フルオラス (fluorous) とはフッ素 (fluorine) と、「~に似た」「~の特徴を有する」「~性の」を意味する接尾語 (-ous) を基に創られた、「親フルオロカーボン性」のという意味の用語である。1994年にホーヴァス (Horváth) とラバイ (Rábai) により、「フルオラス層とは、二層系において主にフルオロカーボン(通常パーフルオロカーボン、エーテル、3級アミン)からなる層である」と定義された[1]。 最近では含フッ素化合物のフッ素特性を活かした様々な研究に対して「フルオラス性」という言葉が使われている。

フルオラス法[編集]

ペルフルオロヘキサン (FC-72) などフルオラス溶媒は水およびほとんどの有機溶媒とは混ざらずに分離層を形成し、さらに通常の有機化合物からフッ素含量の高い化合物を分配操作のみで選択的に抽出できる。1994年に当時エクソン社のホーヴァスとラバイ(現在ハンガリーのELTE)がこの性質を利用したフルオラス二層系 (fluorous biphase system, FBS) を提唱し[1]、さらに1997年にカラン(Curran, アメリカ、ピッツバーグ大学)らによってフルオラス合成法(フルオラスタグ法) が固相合成法に匹敵する簡便な液相合成法として提唱された。

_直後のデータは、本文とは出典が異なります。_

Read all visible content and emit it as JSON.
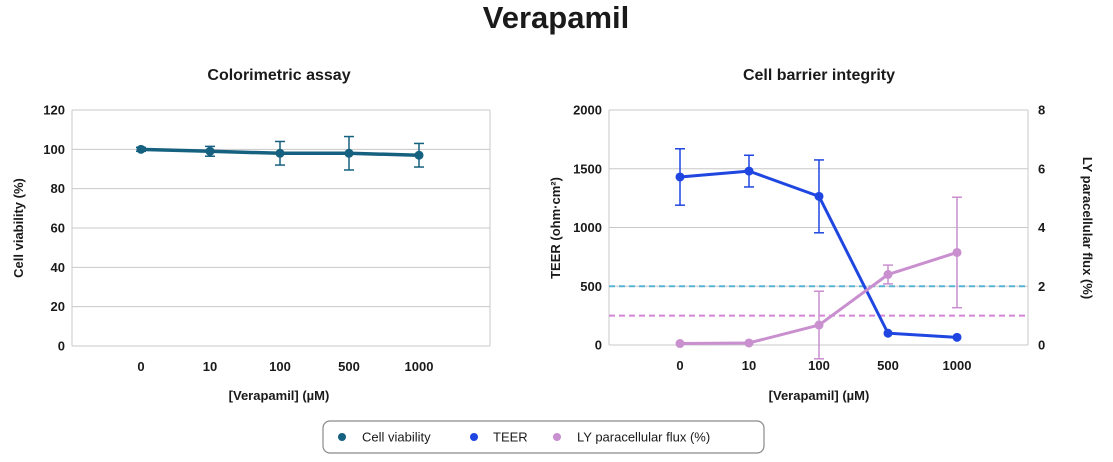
{
  "title": "Verapamil",
  "chart_data": [
    {
      "type": "line",
      "title": "Colorimetric assay",
      "xlabel": "[Verapamil] (µM)",
      "ylabel": "Cell viability (%)",
      "categories": [
        "0",
        "10",
        "100",
        "500",
        "1000"
      ],
      "ylim": [
        0,
        120
      ],
      "yticks": [
        "0",
        "20",
        "40",
        "60",
        "80",
        "100",
        "120"
      ],
      "grid": true,
      "series": [
        {
          "name": "Cell viability",
          "color": "#15617f",
          "values": [
            100,
            99,
            98,
            98,
            97
          ],
          "errors": [
            1,
            2.5,
            6,
            8.5,
            6
          ]
        }
      ]
    },
    {
      "type": "line",
      "title": "Cell barrier integrity",
      "xlabel": "[Verapamil] (µM)",
      "ylabel": "TEER (ohm·cm²)",
      "y2label": "LY paracellular flux (%)",
      "categories": [
        "0",
        "10",
        "100",
        "500",
        "1000"
      ],
      "ylim": [
        0,
        2000
      ],
      "yticks": [
        "0",
        "500",
        "1000",
        "1500",
        "2000"
      ],
      "y2lim": [
        0,
        8
      ],
      "y2ticks": [
        "0",
        "2",
        "4",
        "6",
        "8"
      ],
      "grid": true,
      "series": [
        {
          "name": "TEER",
          "axis": "left",
          "color": "#1f46e0",
          "values": [
            1430,
            1480,
            1265,
            100,
            65
          ],
          "errors": [
            240,
            135,
            310,
            null,
            null
          ]
        },
        {
          "name": "LY paracellular flux (%)",
          "axis": "right",
          "color": "#c98fcf",
          "values": [
            0.05,
            0.07,
            0.68,
            2.4,
            3.15
          ],
          "errors": [
            null,
            null,
            1.15,
            0.32,
            1.88
          ]
        }
      ],
      "reference_lines": [
        {
          "axis": "left",
          "value": 500,
          "color": "#5ab4d6"
        },
        {
          "axis": "right",
          "value": 1,
          "color": "#d585d8"
        }
      ]
    }
  ],
  "legend": {
    "entries": [
      {
        "label": "Cell viability",
        "color": "#15617f"
      },
      {
        "label": "TEER",
        "color": "#1f46e0"
      },
      {
        "label": "LY paracellular flux (%)",
        "color": "#c98fcf"
      }
    ]
  }
}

フルオラスタグ法は導入するフルオラスタグの大きさと反応後の精製方法の違いによりライトフルオラス法と、ヘビーフルオラス法の2種類に分類される。「ライト」と「ヘビー」の指標は厳密に定義されていないが、一般的に分子中のフッ素原子の数が13個以下であれば「ライト」、39個以上であれば「ヘビー」なフルオラス分子と呼ばれている。ライトフルオラス法とは、比較的小さなフルオラスタグを用いて固-液抽出により精製を行う手法である。固-液抽出による精製には、フルオラス化合物同士の親和力を利用して通常の有機化合物とフルオラス化合物を効率的に分離することができる性質を持つフルオラスシリカゲルを用いる。この方法は分子サイズの小さな (ライトな)フルオラスタグを導入するだけで利用できる。一方、ヘビーフルオラス合成は分子サイズの大きなフルオラスタグを用いて液-液分配により単離を行う手法である。一般に、ある分子を効率的にフルオラス層へ分配させるためには重量比で60%以上のフッ素含量が必要とされているが、分配溶媒の組み合わせによっては40%程度のフッ素含量でも十分であることが報告されている。従ってこの合成法を効率的に応用するためには分子サイズの大きな(ヘビーな)フルオラスタグが必要になるが、カラムクロマトグラフィーによる精製工程を大幅に省略することができる。

フルオラス法は主に触媒化学や有機合成化学分野で研究が行われているが、プロテオミクスや生体物質の固定化など、生化学分野での活用も報告されている。

脚注[編集]

  1. ^ a b Horváth, I. T.; Rábai, J. Science 1994, 266, 72–75.